The argument against curfews and shelter orders

The argument against curfews and shelter orders

I should point out up front that this isn’t my argument against curfews and related government mandates involving forced social distancing. It’s coming from Matt Welch at Reason. But by the time I finished reading it, I was once again experiencing this teeter-totter of emotions and reactions that’s become all too familiar lately. I know I can’t be the only one that’s been going through this, but I’d never yet taken the time to fully spell it out and see if any of our readers have been through something similar.

First, however, let’s give the floor briefly to Matt. Being a Big L Libertarian, he’s been observing the increasingly alarming restrictions being placed on persons and private businesses in response to the coronavirus and let’s just say he’s less than thrilled. Imposing curfews, as many cities have, or even shelter in place orders such as the one currently attempting to lock down the San Francisco Bay area, is a bridge too far for Matt. And since I’ve long had a fairly wide libertarian streak myself when it comes to small-government issues, I can definitely sympathize with what he’s saying here. But on top of that, he argues that many of these prohibitions aren’t even practical in achieving the desired goals.

1) Shutting most everything down creates real shortages, not just the no-toilet-paper-at-Whole-Foods kind. The more people and industries you order locked down, the more supply chains get broken, the more stores shutter, the fewer goods are available. We all still need stuff, even if we’re sitting indoors all day. And in cramped, big cities like New York, where living space is at a premium, there is frequently neither storage space nor predilection for stocking up on weeks’ worth of food at a time.

2) Compressing the commercial day will mean more people shopping together in close quarters. The smart play until now among germaphobes has been hitting up the local Rite Aid in the wee small hours. Mayors, county executives, and governors are increasingly foreclosing that option…

4) Human beings do not have a limitless capacity for self-imprisonment. We are about to see a lot of resentment from the healthy Youngs about how they no longer have jobs or the ability to make student loan payments because of draconian governmental measures to combat a disease disproportionately affecting the Olds. But even setting that aside, in the absence of V-1 bombs flying overhead, people are eventually going to bust out of their containment. Setting up legal regimes in contravention of human nature is a recipe for all kinds of trouble.

I trimmed a bit of that out to conserve space, but I think you get the drift. (Read the entire thing anyway. He’s always worth it.) Now let me get to that conundrum I mentioned at the top.

Right from the beginning, I knew (or at least suspected) that the virus was bad. I mean, that was just a given, right? It spreads quickly and easily. Even for younger and relatively healthy people, it can sometimes sicken them for weeks. For the older folks and/or those with compromised systems, it can sometimes kill us.

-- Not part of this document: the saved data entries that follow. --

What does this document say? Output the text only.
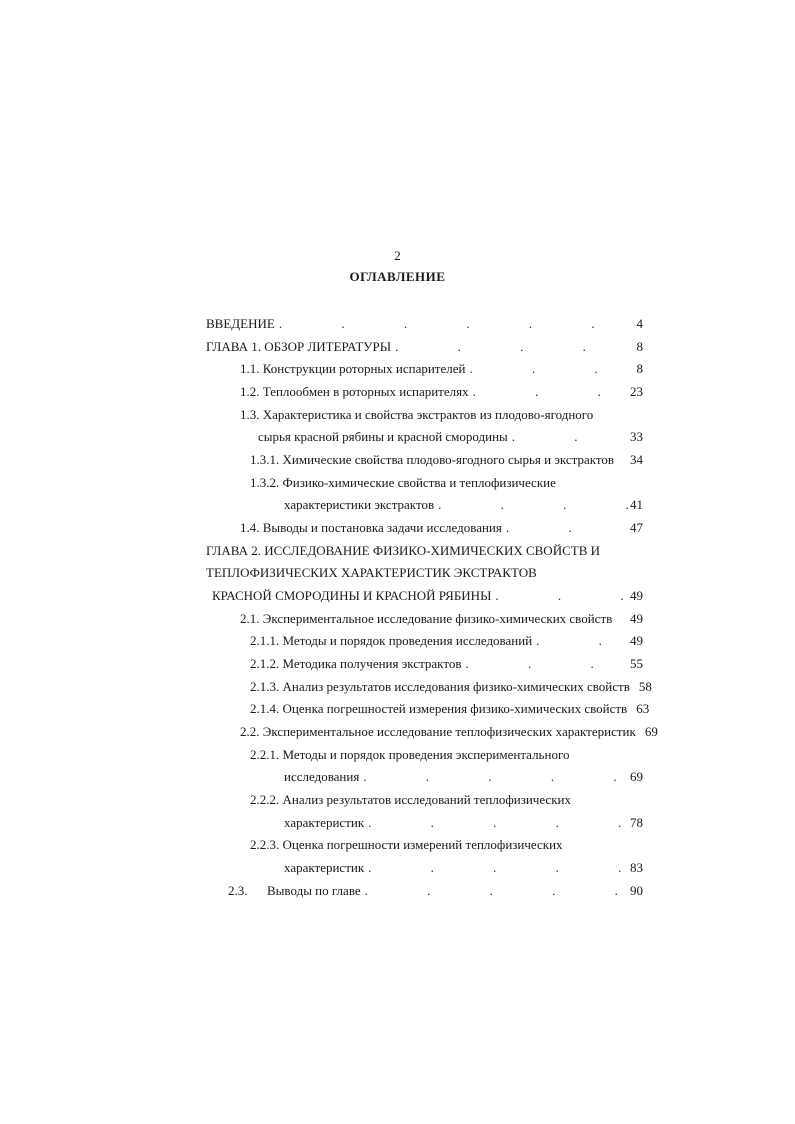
2
ОГЛАВЛЕНИЕ
ВВЕДЕНИЕ . . .	4
ГЛАВА 1. ОБЗОР ЛИТЕРАТУРЫ . . .	8
1.1. Конструкции роторных испарителей . . .	8
1.2. Теплообмен в роторных испарителях . . .	23
1.3. Характеристика и свойства экстрактов из плодово-ягодного
сырья красной рябины и красной смородины . . .	33
1.3.1. Химические свойства плодово-ягодного сырья и экстрактов 34
1.3.2. Физико-химические свойства и теплофизические
характеристики экстрактов . . .	41
1.4. Выводы и постановка задачи исследования . . .	47
ГЛАВА 2. ИССЛЕДОВАНИЕ ФИЗИКО-ХИМИЧЕСКИХ СВОЙСТВ И
ТЕПЛОФИЗИЧЕСКИХ ХАРАКТЕРИСТИК ЭКСТРАКТОВ
КРАСНОЙ СМОРОДИНЫ И КРАСНОЙ РЯБИНЫ . . .	49
2.1. Экспериментальное исследование физико-химических свойств 49
2.1.1. Методы и порядок проведения исследований . . .	49
2.1.2. Методика получения экстрактов . . .	55
2.1.3. Анализ результатов исследования физико-химических свойств 58
2.1.4. Оценка погрешностей измерения физико-химических свойств 63
2.2. Экспериментальное исследование теплофизических характеристик 69
2.2.1. Методы и порядок проведения экспериментального
исследования . . .	69
2.2.2. Анализ результатов исследований теплофизических
характеристик . . .	78
2.2.3. Оценка погрешности измерений теплофизических
характеристик . . .	83
2.3.      Выводы по главе . . .	90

So it certainly wasn’t good.

But how bad exactly was it? Was this really Captain Trips, preparing to take down the entire system and leave us in some sort of Mad Max landscape if we didn’t take the most draconian precautions imaginable? Or, I wondered, is it possible that it’s not really even close to that and would wind up being something more like the flu? What if what we were really seeing was a gaggle of nervous politicians who were terrified that they would take the fall if they failed to act swiftly and aggressively enough in the early days and then everything went down the crapper? Could they be overreacting and putting us through all of this garbage for no good reason?

In my darker moments, I would sometimes start listening to those voices who are always out there whispering. I would briefly slip down a rabbit hole where people spoke of Wall Street investors who were in the know and got out of the market early, only to jump back in after it crashed and then ride a wave of profits through a revolving door as the Dow Jones turned into a roller coaster on steroids.

But then I’m always forced to stop and look at things like the most recent Imperial College report. Allahpundit described in somewhat understated tones by saying… it isn’t good. And it’s not. Even their best-case scenario is something of a horror show.

Has anyone else been experiencing this? My inner libertarian chafes at seeing the government trying to lock innocent people in their homes and shutting down private businesses. We deserve to live free! But what if the current reality is turning into a modified version of New Hampshire’s state motto? What if we’re reaching the point of “Live Free and Die?” Perhaps that’s an easier trade to make if you’re one of “the Youngs,” as Matt calls them. But it’s a bit more of a pill to swallow if you’re one of “the Olds.”

I’ve written quite a few articles here lately about the coming debate over the limits of executive power during a period of crisis. And those are important discussions to have going forward. But we’re standing on the tracks seeing a light at the end of the tunnel right now, and our lofty libertarian principles won’t be as much consolation if it turns out to be the headlamp of an oncoming train instead of open-air and sunshine.

Your thoughts on this are welcome. I’m past the point of believing that COVID-19 will turn out to be a complete nothingburger. But it’s still impossible to say that it’s the end of the world if we don’t hamstring our economy and the normal ebb and flow of society. It’s all very stressful and I’m not finding any certainty in either side of this debate.